Keenam lelaki itu memasang tampang berbeda, paling mencolok Kelpan yang sudah menaik turunkan kedua alis, memasang tampang jahil. "Oke aja sih gue mah. Oh iya, Lo pengen traktir burger King, Nat? Gue sih setuju aja. Futsa Acc dah."

"Ngikut gue!" seru Qorni dengan semangat.

Mulut Nathan sudah terbuka ingin memprotes usulan tak berdasar itu, Gema keburu memotong.

"Tambah pizza, Nat. Gue nggak terlalu suka burger."

"Minum jan lupa," ucap Rahadian mengingatkan, wajahnya sudah menahan tawa. Kapan lagi mengerjai Nathan.

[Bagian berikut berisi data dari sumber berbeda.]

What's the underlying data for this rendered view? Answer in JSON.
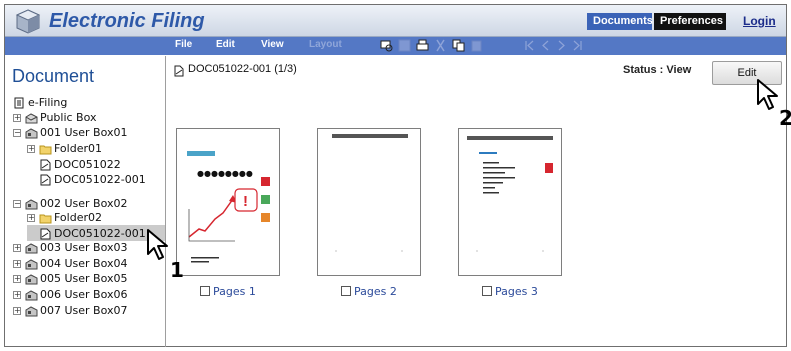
{
  "header": {
    "app_title": "Electronic Filing",
    "tabs": {
      "documents": "Documents",
      "preferences": "Preferences"
    },
    "login": "Login",
    "colors": {
      "accent": "#3b63b7",
      "menubar": "#5478c5",
      "title": "#2e59a8"
    }
  },
  "menu": {
    "items": [
      "File",
      "Edit",
      "View",
      "Layout"
    ],
    "toolbar_icons": [
      "preview-icon",
      "save-icon",
      "print-icon",
      "cut-icon",
      "copy-icon",
      "paste-icon",
      "first-page-icon",
      "previous-page-icon",
      "next-page-icon",
      "last-page-icon"
    ]
  },
  "sidebar": {
    "heading": "Document",
    "tree": [
      {
        "label": "e-Filing",
        "icon": "efiling-root-icon",
        "expander": ""
      },
      {
        "label": "Public Box",
        "icon": "public-box-icon",
        "expander": "+"
      },
      {
        "label": "001 User Box01",
        "icon": "user-box-icon",
        "expander": "−"
      },
      {
        "label": "Folder01",
        "icon": "folder-icon",
        "expander": "+"
      },
      {
        "label": "DOC051022",
        "icon": "document-icon",
        "expander": ""
      },
      {
        "label": "DOC051022-001",
        "icon": "document-icon",
        "expander": ""
      },
      {
        "label": "002 User Box02",
        "icon": "user-box-icon",
        "expander": "−"
      },
      {
        "label": "Folder02",
        "icon": "folder-icon",
        "expander": "+"
      },
      {
        "label": "DOC051022-001",
        "icon": "document-icon",
        "expander": ""
      },
      {
        "label": "003 User Box03",
        "icon": "user-box-icon",
        "expander": "+"
      },
      {
        "label": "004 User Box04",
        "icon": "user-box-icon",
        "expander": "+"
      },
      {
        "label": "005 User Box05",
        "icon": "user-box-icon",
        "expander": "+"
      },
      {
        "label": "006 User Box06",
        "icon": "user-box-icon",
        "expander": "+"
      },
      {
        "label": "007 User Box07",
        "icon": "user-box-icon",
        "expander": "+"
      }
    ]
  },
  "main": {
    "doc_path": "DOC051022-001 (1/3)",
    "status": "Status : View",
    "edit_button": "Edit",
    "pages": [
      {
        "label": "Pages 1",
        "thumbnail_text": "●●●●●●●●"
      },
      {
        "label": "Pages 2"
      },
      {
        "label": "Pages 3"
      }
    ]
  },
  "annotations": {
    "step1": "1",
    "step2": "2"
  }
}
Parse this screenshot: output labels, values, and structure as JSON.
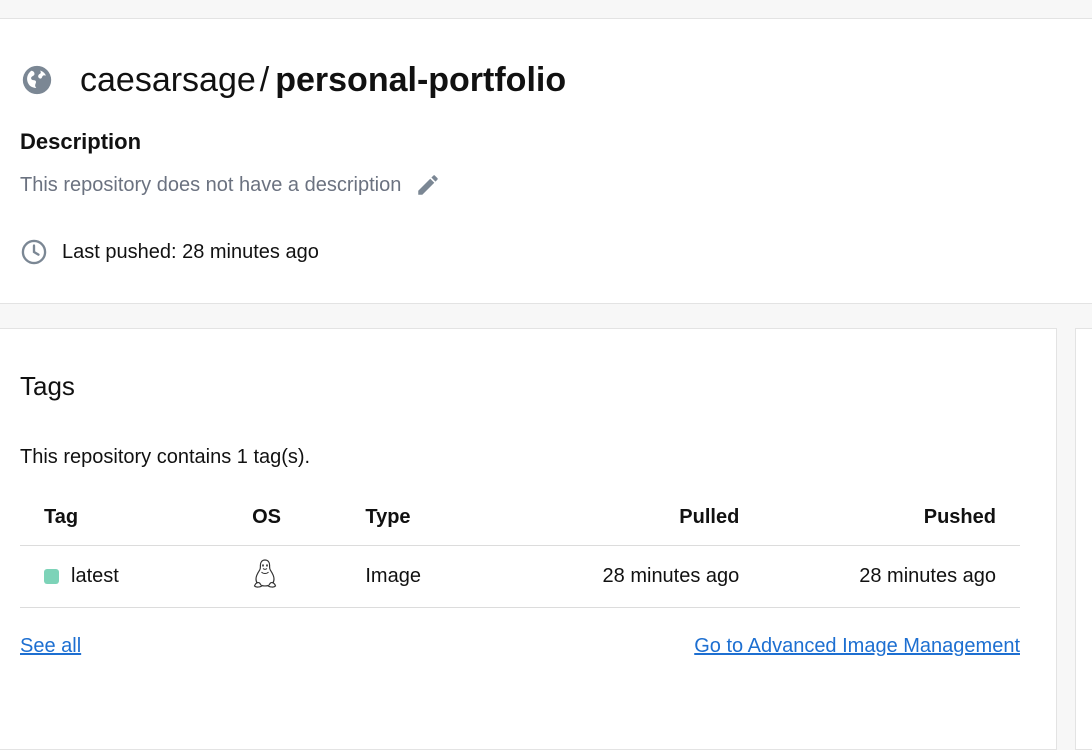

"Wah kagak dah. Up gue up. Lo ada aja sih, Klepon!" deliknya kesal.

Walaupun kesal namanya juga wajah humoris terlihat aneh jadinya.

Delvin sengaja mengeraskan suara di tangannya memegang ponsel.
"Bang Gun udah setuju nih. Jam sembilan ye, jangan ngaret. Terutama yang mau traktir."

Nathan memasang tampang pasrah, teman-temannya tertawa.